6 Responses to “Ground Beef”

  1. Ollie says:

    What a coincidence! I’ve just had the harness out of my 355. this entry has brought back the shuddering nightmares that these things produce. Working out the earthing was the worst part! If only i’d left it a week. Still, I have a half decent system for replacing a harness now but i swear i’m never going to touch one again if i can help it.

  2. OK Guitars says:

    I’m with ya, man. If that was a stereo 355, you have my deepest sympathy.

  3. Chuso007 says:

    Thanks a lot for your post! I installed a B7 Bigsby on my 335, and all I thought of to ground it was to put a wire between the B7’s screw (near the spring) and the post, which is obviously still on it’s place, I never thought of drilling a hole to the strap button.

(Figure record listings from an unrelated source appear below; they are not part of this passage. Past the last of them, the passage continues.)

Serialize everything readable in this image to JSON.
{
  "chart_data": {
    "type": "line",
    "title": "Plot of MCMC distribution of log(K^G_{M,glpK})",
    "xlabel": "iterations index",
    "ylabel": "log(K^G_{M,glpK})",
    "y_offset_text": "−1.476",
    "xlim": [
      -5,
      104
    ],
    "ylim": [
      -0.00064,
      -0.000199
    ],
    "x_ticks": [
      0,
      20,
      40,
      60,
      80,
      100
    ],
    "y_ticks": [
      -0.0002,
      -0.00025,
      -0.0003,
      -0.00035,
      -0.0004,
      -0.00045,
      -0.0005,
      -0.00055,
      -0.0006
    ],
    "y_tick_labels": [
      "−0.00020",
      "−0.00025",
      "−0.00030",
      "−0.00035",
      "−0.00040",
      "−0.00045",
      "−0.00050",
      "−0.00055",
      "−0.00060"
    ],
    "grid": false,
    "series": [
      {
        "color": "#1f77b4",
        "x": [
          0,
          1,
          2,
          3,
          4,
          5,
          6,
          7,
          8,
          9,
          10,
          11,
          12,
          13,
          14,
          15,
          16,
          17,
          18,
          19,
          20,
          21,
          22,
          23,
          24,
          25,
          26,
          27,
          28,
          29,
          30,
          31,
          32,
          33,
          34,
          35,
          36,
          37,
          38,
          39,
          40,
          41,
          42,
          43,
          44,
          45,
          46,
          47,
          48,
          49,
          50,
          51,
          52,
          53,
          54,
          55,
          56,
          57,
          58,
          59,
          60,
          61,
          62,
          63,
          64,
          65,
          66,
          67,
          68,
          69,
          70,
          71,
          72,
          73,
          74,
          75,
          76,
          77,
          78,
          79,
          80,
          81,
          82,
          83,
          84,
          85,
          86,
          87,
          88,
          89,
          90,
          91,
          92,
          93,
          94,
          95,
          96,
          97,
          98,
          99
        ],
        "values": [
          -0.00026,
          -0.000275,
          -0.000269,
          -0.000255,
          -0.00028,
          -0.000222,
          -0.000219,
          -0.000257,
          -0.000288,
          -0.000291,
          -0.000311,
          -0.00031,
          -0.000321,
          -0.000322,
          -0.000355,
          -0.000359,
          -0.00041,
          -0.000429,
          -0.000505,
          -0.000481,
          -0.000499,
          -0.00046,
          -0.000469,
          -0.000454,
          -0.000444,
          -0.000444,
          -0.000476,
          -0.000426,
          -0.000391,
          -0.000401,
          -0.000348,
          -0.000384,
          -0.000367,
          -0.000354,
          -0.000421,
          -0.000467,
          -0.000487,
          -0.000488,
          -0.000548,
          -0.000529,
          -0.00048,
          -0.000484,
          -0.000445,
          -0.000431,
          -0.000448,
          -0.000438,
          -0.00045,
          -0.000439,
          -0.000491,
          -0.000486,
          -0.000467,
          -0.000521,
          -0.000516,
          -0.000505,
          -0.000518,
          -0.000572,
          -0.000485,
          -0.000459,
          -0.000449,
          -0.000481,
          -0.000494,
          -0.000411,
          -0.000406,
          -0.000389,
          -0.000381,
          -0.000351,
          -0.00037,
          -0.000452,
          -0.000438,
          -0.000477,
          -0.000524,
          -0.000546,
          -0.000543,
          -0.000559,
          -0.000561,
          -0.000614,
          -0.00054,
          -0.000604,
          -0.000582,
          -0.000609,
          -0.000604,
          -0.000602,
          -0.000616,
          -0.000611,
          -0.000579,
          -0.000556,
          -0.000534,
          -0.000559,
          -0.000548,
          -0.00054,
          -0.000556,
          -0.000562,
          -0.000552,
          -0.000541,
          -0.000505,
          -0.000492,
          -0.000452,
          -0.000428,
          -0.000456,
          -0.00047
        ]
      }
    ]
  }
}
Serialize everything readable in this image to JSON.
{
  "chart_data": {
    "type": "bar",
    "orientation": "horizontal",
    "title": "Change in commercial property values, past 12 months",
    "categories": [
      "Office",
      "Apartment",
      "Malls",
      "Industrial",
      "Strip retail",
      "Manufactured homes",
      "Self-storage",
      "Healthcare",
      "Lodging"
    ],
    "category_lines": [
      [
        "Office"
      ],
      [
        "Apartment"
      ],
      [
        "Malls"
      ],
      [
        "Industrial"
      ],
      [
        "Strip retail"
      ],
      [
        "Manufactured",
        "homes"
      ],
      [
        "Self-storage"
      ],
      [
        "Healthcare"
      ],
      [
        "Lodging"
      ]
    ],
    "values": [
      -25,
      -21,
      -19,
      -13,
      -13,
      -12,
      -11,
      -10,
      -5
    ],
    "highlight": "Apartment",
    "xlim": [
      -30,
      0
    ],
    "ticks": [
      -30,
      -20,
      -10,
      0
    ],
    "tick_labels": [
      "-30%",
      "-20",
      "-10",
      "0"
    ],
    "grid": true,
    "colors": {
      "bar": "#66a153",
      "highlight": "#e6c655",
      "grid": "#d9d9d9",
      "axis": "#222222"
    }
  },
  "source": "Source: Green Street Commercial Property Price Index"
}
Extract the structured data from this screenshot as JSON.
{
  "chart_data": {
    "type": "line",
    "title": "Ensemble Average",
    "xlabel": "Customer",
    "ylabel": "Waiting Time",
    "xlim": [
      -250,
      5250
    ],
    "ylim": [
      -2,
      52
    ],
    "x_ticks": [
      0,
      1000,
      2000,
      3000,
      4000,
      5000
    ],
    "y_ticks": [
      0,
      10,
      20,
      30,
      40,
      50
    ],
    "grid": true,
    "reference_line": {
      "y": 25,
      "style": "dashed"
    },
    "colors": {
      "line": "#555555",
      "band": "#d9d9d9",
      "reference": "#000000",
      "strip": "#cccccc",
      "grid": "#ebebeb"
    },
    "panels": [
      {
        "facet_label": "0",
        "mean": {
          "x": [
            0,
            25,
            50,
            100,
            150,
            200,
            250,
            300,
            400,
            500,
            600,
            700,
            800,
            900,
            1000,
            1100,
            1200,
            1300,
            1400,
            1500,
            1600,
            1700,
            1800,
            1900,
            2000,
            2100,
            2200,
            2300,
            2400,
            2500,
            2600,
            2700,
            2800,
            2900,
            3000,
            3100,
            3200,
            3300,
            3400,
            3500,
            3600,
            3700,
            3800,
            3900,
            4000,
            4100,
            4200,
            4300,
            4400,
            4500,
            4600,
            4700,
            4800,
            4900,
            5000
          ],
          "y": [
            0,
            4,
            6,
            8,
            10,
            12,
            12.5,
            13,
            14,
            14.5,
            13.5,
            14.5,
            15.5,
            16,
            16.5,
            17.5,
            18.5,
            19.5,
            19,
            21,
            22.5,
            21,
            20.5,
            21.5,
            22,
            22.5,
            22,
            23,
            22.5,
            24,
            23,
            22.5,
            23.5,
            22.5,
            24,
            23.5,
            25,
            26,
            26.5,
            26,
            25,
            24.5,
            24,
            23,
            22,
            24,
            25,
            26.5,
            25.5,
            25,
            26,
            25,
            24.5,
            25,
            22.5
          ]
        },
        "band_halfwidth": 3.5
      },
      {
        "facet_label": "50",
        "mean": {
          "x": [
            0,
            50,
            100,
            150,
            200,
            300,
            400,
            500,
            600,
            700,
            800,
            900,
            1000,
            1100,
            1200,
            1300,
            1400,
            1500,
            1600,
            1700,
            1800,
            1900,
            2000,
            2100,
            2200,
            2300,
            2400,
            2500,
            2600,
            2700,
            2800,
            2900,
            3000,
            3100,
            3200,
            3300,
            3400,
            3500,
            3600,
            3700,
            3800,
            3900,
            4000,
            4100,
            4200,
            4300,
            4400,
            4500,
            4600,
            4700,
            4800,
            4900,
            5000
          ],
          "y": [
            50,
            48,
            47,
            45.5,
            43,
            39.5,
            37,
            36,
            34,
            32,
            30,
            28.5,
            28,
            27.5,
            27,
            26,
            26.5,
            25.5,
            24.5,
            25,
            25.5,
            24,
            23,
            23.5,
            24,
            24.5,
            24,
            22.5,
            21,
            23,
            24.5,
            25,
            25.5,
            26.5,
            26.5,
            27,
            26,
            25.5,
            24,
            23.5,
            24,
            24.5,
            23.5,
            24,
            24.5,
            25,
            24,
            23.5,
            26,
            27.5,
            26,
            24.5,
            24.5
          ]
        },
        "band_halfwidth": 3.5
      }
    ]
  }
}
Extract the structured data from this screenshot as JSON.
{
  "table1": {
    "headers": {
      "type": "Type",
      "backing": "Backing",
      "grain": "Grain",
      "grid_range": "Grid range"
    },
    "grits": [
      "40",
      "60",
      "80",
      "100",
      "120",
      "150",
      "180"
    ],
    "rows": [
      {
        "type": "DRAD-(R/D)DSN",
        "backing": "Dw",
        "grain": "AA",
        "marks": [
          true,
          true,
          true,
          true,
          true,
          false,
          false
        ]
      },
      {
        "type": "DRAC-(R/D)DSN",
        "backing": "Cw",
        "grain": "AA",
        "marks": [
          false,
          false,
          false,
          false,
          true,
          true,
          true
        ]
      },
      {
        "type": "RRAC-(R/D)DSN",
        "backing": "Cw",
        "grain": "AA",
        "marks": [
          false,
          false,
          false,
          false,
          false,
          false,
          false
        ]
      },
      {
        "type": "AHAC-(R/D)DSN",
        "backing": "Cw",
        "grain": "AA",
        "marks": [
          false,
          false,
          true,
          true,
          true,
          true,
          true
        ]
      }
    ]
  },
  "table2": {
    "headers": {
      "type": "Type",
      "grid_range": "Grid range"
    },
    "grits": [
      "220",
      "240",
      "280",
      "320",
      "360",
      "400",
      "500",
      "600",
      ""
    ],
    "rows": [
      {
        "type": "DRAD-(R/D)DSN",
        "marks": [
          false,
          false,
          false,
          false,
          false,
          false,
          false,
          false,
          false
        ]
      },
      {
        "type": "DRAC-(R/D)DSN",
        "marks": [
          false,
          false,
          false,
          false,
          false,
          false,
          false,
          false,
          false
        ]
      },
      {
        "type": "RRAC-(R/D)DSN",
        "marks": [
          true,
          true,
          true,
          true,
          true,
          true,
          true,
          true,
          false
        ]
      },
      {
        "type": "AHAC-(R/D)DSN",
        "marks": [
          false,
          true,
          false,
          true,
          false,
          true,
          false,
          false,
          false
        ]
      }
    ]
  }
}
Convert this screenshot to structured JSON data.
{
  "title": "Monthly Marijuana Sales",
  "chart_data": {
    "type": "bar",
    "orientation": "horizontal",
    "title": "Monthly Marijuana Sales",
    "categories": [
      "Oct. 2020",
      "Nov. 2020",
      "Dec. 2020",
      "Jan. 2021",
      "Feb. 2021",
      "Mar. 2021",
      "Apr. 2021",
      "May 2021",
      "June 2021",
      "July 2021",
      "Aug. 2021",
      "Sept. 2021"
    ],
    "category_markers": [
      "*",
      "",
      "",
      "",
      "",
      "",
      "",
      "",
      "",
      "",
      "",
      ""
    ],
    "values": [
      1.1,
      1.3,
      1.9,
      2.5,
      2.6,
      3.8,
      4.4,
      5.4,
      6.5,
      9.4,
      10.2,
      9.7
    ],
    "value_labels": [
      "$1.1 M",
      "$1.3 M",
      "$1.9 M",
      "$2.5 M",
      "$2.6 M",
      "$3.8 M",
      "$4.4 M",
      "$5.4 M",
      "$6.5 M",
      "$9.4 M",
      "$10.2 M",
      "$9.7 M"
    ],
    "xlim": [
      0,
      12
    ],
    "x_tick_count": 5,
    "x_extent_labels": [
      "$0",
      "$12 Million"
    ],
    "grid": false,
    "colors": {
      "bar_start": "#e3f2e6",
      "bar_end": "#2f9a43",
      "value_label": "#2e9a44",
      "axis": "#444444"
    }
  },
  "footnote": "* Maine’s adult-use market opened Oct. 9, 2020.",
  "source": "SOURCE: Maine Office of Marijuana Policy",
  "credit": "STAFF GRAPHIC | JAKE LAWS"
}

Now I found the way of taking the posts off and sticking the “custom made” plate.

    Thanks again!

  4. RAB says:

    The quietest of my 3 guitars in terms of grounding is the 1962 Epi Riviera with the Tremotone vibrato tailpiece. It is dead quiet while the 1956 LP conversion and ’63 stop tail 355 both hum a little but not too badly…nowhere near as bad as single coils that’s for sure!

  5. Jonne says:

    Does grounding by bridge work if the saddles are nylon…?

  6. OK Guitars says:

    Good question. I’m not an expert in things electrical but I would say no. I believe the strings have to contact metal which contacts the ground.